What explain the apparent failure of people to take full advantage of such an obvious opportunity for mutual gain? Nobody knows. Part of the puzzle could reflect the fact that increasingly the profit streams associated with “domestic” companies in fact reflect production operations abroad. And foreign direct investment is indeed substantial. People can and do diversify abroad by holding foreign non-equity assets. In addition, estimates of supposedly optimal portfolios are quite imprecise, and can encompass wealth allocations heavily skewed toward home-based industries. Nonetheless, the weight of the evidence suggests significant unexploited diversification opportunities (Lewis, 1997).

Unfamiliarity with foreign products, firms, business practices, accounting standards, political trends, and regulatory environments surely play some role. An American investor, for example, may feel disadvantaged in assessing the future prospects of a French firm, and may find the cost of becoming informed excessive. Many industrial-country stock exchanges now have substantial listings of foreign firms, but outside of London, that development hasn’t led to substantial domestic trade in their shares. For example, the Amsterdam market’s listings in 1996 were divided about equally between domestic and foreign companies, yet more than 99 percent of its turnover that year was in domestic shares (Folkerts-Landau et al., 1997, p. 198).
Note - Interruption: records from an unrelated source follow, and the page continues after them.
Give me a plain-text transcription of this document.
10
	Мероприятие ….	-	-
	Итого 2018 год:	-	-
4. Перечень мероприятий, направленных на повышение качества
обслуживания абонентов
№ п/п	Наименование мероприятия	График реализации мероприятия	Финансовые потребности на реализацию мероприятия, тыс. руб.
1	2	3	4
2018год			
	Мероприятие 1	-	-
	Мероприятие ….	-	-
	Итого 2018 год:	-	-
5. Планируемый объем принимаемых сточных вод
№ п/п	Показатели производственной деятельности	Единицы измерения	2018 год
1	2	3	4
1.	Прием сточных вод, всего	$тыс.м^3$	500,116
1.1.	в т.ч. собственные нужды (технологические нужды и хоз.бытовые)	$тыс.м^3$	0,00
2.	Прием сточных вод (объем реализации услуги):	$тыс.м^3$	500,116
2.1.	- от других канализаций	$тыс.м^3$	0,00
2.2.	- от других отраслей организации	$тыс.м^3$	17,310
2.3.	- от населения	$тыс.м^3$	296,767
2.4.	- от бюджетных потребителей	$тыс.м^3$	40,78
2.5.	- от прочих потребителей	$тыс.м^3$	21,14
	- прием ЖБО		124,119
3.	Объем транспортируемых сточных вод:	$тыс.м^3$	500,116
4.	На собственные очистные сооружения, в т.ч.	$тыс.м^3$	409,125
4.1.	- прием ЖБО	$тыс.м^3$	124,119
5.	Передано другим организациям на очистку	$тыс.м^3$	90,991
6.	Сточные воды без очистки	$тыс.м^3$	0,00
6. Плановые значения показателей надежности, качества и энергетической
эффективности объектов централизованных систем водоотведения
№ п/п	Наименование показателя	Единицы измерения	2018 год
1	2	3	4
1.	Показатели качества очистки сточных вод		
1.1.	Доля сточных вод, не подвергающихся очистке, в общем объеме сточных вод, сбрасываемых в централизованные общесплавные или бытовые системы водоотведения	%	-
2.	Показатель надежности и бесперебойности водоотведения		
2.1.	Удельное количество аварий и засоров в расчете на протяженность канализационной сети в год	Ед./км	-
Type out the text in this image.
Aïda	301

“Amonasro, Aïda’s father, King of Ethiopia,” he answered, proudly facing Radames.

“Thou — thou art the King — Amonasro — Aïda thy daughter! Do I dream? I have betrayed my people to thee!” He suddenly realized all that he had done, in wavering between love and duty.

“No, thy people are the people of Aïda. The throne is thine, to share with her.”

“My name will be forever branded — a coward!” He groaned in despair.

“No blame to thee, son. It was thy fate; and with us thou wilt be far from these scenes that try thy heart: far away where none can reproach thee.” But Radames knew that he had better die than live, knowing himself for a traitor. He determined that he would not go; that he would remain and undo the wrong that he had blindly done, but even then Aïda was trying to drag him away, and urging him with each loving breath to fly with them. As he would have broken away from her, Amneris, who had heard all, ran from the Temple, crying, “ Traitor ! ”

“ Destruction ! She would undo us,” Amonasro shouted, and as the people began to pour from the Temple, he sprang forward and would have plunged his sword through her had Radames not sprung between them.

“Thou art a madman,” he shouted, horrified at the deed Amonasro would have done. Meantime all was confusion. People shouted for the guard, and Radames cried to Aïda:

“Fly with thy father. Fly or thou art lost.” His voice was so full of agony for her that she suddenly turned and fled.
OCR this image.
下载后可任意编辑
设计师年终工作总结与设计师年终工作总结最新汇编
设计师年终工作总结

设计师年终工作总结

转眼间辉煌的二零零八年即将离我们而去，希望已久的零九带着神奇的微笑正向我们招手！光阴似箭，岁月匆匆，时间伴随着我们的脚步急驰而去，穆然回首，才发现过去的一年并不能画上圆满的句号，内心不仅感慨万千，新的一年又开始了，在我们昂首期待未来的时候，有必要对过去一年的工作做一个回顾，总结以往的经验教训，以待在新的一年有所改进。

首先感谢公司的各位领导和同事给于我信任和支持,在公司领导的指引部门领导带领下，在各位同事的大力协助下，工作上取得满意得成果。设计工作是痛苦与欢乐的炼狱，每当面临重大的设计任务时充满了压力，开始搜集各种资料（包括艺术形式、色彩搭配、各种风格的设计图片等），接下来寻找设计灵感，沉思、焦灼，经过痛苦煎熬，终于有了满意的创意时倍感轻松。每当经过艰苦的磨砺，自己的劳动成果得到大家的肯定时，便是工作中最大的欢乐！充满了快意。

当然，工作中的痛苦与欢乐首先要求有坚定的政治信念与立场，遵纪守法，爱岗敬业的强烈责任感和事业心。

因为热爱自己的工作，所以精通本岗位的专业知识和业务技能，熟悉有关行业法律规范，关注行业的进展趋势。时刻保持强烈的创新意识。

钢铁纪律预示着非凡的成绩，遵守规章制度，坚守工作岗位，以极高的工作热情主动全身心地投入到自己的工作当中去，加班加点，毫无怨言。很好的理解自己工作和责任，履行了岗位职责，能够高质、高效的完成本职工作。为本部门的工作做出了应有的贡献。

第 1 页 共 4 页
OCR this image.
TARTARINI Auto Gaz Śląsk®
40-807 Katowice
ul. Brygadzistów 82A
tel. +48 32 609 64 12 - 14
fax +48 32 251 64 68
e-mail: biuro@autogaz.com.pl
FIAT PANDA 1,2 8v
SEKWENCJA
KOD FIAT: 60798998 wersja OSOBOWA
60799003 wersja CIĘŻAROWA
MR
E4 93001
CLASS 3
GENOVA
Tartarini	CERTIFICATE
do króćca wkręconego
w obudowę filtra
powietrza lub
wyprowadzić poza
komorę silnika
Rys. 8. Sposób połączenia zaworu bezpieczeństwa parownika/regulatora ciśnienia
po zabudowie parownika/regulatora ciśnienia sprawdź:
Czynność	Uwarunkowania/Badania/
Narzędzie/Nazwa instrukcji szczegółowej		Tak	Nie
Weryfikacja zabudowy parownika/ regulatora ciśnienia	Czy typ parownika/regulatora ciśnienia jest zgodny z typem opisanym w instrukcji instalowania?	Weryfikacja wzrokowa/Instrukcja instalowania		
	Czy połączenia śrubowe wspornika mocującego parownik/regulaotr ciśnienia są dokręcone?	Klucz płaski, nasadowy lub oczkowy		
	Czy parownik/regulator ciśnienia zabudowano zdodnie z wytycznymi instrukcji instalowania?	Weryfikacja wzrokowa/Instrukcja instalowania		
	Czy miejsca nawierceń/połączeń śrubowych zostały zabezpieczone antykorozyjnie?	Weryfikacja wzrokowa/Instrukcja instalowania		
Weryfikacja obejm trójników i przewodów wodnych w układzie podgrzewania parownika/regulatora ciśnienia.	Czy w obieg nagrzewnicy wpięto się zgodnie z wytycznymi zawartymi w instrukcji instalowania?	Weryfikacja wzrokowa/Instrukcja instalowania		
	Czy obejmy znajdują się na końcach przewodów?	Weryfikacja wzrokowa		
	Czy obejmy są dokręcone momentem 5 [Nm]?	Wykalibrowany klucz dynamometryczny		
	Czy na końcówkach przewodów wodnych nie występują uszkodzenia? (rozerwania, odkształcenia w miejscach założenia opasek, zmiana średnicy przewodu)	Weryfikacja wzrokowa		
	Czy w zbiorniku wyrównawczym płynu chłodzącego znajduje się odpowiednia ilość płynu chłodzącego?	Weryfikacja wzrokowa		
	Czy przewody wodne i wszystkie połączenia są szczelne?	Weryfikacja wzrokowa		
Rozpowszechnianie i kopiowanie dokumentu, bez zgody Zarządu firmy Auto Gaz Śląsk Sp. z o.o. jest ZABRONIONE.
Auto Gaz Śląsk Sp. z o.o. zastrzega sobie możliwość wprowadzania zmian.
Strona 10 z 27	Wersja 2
The puzzle therefore remains. At present the global capital market enforces rather tight arbitrage among the returns on standardized securities that are subject to risks along only a few well-understood (and easily hedged) dimensions. But such trades go only a small way toward realizing the potential gains from risk sharing. International trade in less homogeneous and riskier assets is growing all the time, but remains less developed.